Я принимал пациентов, выслушивал их жалобы, делал назначения, сидел на долгих и нудных планерках, писал отчеты. Заведующий клиникой профессор Левенбург, и без того относившийся ко мне очень уважительно и даже дружелюбно, еще сильнее проникся к моим способностям после официальной бумаги, пришедшей из местного Управления ФСБ. Яков Михайлович с гордостью зачитал ее на очередной планерке и призвал коллег действовать так же смело и профессионально, как «наш уважаемый доктор Сомов». Все аплодировали и смотрели на меня как на знаменитость. После такого не грех было и зазнаться. Но я не спешил воспользоваться случаем. Работа – она везде работа: и в ординаторской, и на летном поле.

Вечерами, придя с работы, я неспешно готовил незатейливый ужин, включал телевизор, все равно на какой программе, и с чувством полной отрешенности садился смотреть военные сводки из Сирии, бесконечные истеричные ток-шоу, недалекие юмористические программы – всю эту безумную мешанину сегодняшней жизни. И когда незаполненная за день чаша нервных переживаний наливалась под горло, я выключал телевизор и шел спать. Все вот так – серо и буднично.

В один из таких хмурых осенних вечеров мне позвонили. Звонки в неурочное время давно стали для меня редкостью. Близких родственников у меня не было, старых друзей оставалось мало – кто уехал и затерялся, кто безнадежно увяз в повседневных проблемах и просто не выходил на связь. Я постепенно удалялся от прелестей такого явления, как личная жизнь. Тем неожиданнее прозвучал этот сигнал извне.

Было около девяти вечера. За окном сгущались сентябрьские сумерки. Телевизор заливался очередной рекламой. Я дремал в кресле.

Звонок ворвался в мою размеренную жизнь скоростным локомотивом, сметающим на пути аккуратно выстроенный порядок мыслей и телодвижений.

– Да?

– Сергей Иванович? Говорит помощник полковника Левашова. – Пауза. Вспомнил? – Андрей Леонидович просит вас завтра приехать в Управление. К десяти часам.

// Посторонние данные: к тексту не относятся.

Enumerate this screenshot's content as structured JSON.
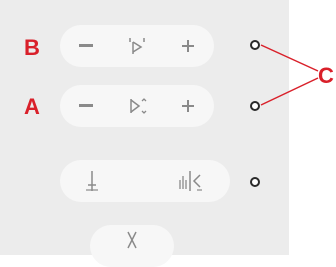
{
  "callouts": {
    "b": "B",
    "a": "A",
    "c": "C"
  },
  "rows": [
    {
      "name": "stitch-width",
      "buttons": [
        {
          "icon": "minus-icon"
        },
        {
          "icon": "stitch-width-icon"
        },
        {
          "icon": "plus-icon"
        }
      ]
    },
    {
      "name": "stitch-length",
      "buttons": [
        {
          "icon": "minus-icon"
        },
        {
          "icon": "stitch-length-icon"
        },
        {
          "icon": "plus-icon"
        }
      ]
    },
    {
      "name": "needle-thread",
      "buttons": [
        {
          "icon": "needle-stop-icon"
        },
        {
          "icon": "thread-tension-icon"
        }
      ]
    },
    {
      "name": "cut",
      "buttons": [
        {
          "icon": "scissors-icon"
        }
      ]
    }
  ],
  "colors": {
    "callout": "#d9202a",
    "panel": "#ececec",
    "pill": "#f7f7f7",
    "icon": "#8a8a8a"
  }
}
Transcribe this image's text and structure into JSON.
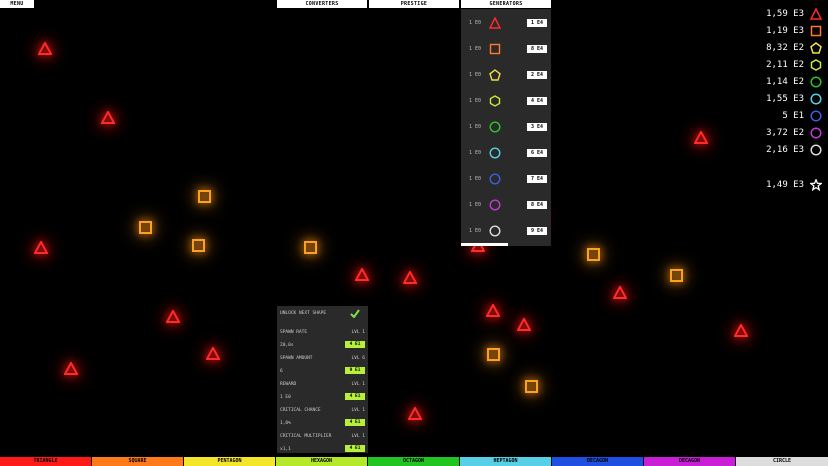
{
  "top_tabs": {
    "menu": "MENU",
    "converters": "CONVERTERS",
    "prestige": "PRESTIGE",
    "generators": "GENERATORS"
  },
  "generators": [
    {
      "cost": "1 E0",
      "shape": "triangle",
      "color": "#ff2a2a",
      "button": "1 E4"
    },
    {
      "cost": "1 E0",
      "shape": "square",
      "color": "#ff7a2a",
      "button": "8 E4"
    },
    {
      "cost": "1 E0",
      "shape": "pentagon",
      "color": "#f2e04a",
      "button": "2 E4"
    },
    {
      "cost": "1 E0",
      "shape": "hexagon",
      "color": "#c8ea3a",
      "button": "4 E4"
    },
    {
      "cost": "1 E0",
      "shape": "circle",
      "color": "#2bc62b",
      "button": "3 E4"
    },
    {
      "cost": "1 E0",
      "shape": "circle",
      "color": "#57d0e6",
      "button": "6 E4"
    },
    {
      "cost": "1 E0",
      "shape": "circle",
      "color": "#3a5fe0",
      "button": "7 E4"
    },
    {
      "cost": "1 E0",
      "shape": "circle",
      "color": "#c23ad6",
      "button": "8 E4"
    },
    {
      "cost": "1 E0",
      "shape": "circle",
      "color": "#dddddd",
      "button": "9 E4"
    }
  ],
  "resources": [
    {
      "value": "1,59 E3",
      "shape": "triangle",
      "color": "#ff2a2a"
    },
    {
      "value": "1,19 E3",
      "shape": "square",
      "color": "#ff7a2a"
    },
    {
      "value": "8,32 E2",
      "shape": "pentagon",
      "color": "#f2e04a"
    },
    {
      "value": "2,11 E2",
      "shape": "hexagon",
      "color": "#c8ea3a"
    },
    {
      "value": "1,14 E2",
      "shape": "circle",
      "color": "#2bc62b"
    },
    {
      "value": "1,55 E3",
      "shape": "circle",
      "color": "#57d0e6"
    },
    {
      "value": "5 E1",
      "shape": "circle",
      "color": "#3a5fe0"
    },
    {
      "value": "3,72 E2",
      "shape": "circle",
      "color": "#c23ad6"
    },
    {
      "value": "2,16 E3",
      "shape": "circle",
      "color": "#dddddd"
    }
  ],
  "star_resource": {
    "value": "1,49 E3",
    "icon": "star-icon"
  },
  "upgrades": {
    "unlock_label": "UNLOCK NEXT SHAPE",
    "spawn_rate": {
      "label": "SPAWN RATE",
      "level": "LVL 1",
      "value": "20,0s",
      "button": "4 E1"
    },
    "spawn_amount": {
      "label": "SPAWN AMOUNT",
      "level": "LVL 6",
      "value": "6",
      "button": "9 E1"
    },
    "reward": {
      "label": "REWARD",
      "level": "LVL 1",
      "value": "1 E0",
      "button": "4 E1"
    },
    "critical_chance": {
      "label": "CRITICAL CHANCE",
      "level": "LVL 1",
      "value": "1,0%",
      "button": "4 E1"
    },
    "critical_multiplier": {
      "label": "CRITICAL MULTIPLIER",
      "level": "LVL 1",
      "value": "x1,1",
      "button": "4 E1"
    }
  },
  "bottom_tabs": [
    {
      "label": "TRIANGLE",
      "color": "#ff1a1a"
    },
    {
      "label": "SQUARE",
      "color": "#ff7a1a"
    },
    {
      "label": "PENTAGON",
      "color": "#f2e52a"
    },
    {
      "label": "HEXAGON",
      "color": "#b6e82a"
    },
    {
      "label": "OCTAGON",
      "color": "#22c422"
    },
    {
      "label": "HEPTAGON",
      "color": "#57d0e6"
    },
    {
      "label": "DECAGON",
      "color": "#1f4fe0"
    },
    {
      "label": "DECAGON",
      "color": "#c81ed6"
    },
    {
      "label": "CIRCLE",
      "color": "#dddddd"
    }
  ]
}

– Но у меня в это время прием.

– Ничего страшного. Ваш руководитель в курсе. Вас подменят.

– А что случилось?..

Мой нелепый вопрос повис в воздухе – в трубке уже раздавались гудки. Вот так, возражения не принимаются. Просьба оттуда равносильна приказу.

Смущенный и озадаченный таким вниманием, я долго ворочался и не мог уснуть. В конце концов, перебрав все возможные причины их интереса ко мне и не найдя ни одной подходящей, я забылся протяжным сном, положившись на волю высших сил.


Неулыбчивый молодой человек в темном костюме посмотрел в мой паспорт, сверил с записью в журнале и указал в направлении длинного коридора:

– Комната сто пять.

В подобном учреждении я был впервые. Строгость и чистота отделки, пропитанные духом недосягаемой таинственности, делали помещения не просто казенными, а по-настоящему властными, всесильными. Казалось, нет такой силы, которая смогла бы растопить ту холодную и неприятную атмосферу, которая сгустилась здесь за долгие годы. Возможно, зная о специфике здешней работы по большей части из книг и фильмов, я невольно настраивал себя на подобное восприятие, выдавал, что называется, желаемое за действительное.

Кроме молодого человека на входе я не встретил больше ни одного здешнего сотрудника. Нет, это не признак засекреченности – просто мой путь по коридору занял всего полминуты. Я взглянул на часы (очень удачно – ровно десять), постучался в высокую темную дверь и взялся за ручку:

– Разрешите?

В кабинете за большим полированным столом сидели двое: сам Левашов и один из его помощников. Я узнал его: он был в тот день на КДП, а вчера звонил мне от имени своего руководства. Заметно моложе своего шефа, он был примерной его копией, особенно по манере двигаться и мало, но по существу говорить. Как и тогда, оба были в цивильном. При этом костюм помощника заметно отличался от костюма начальника – был явно дешевле и скромнее.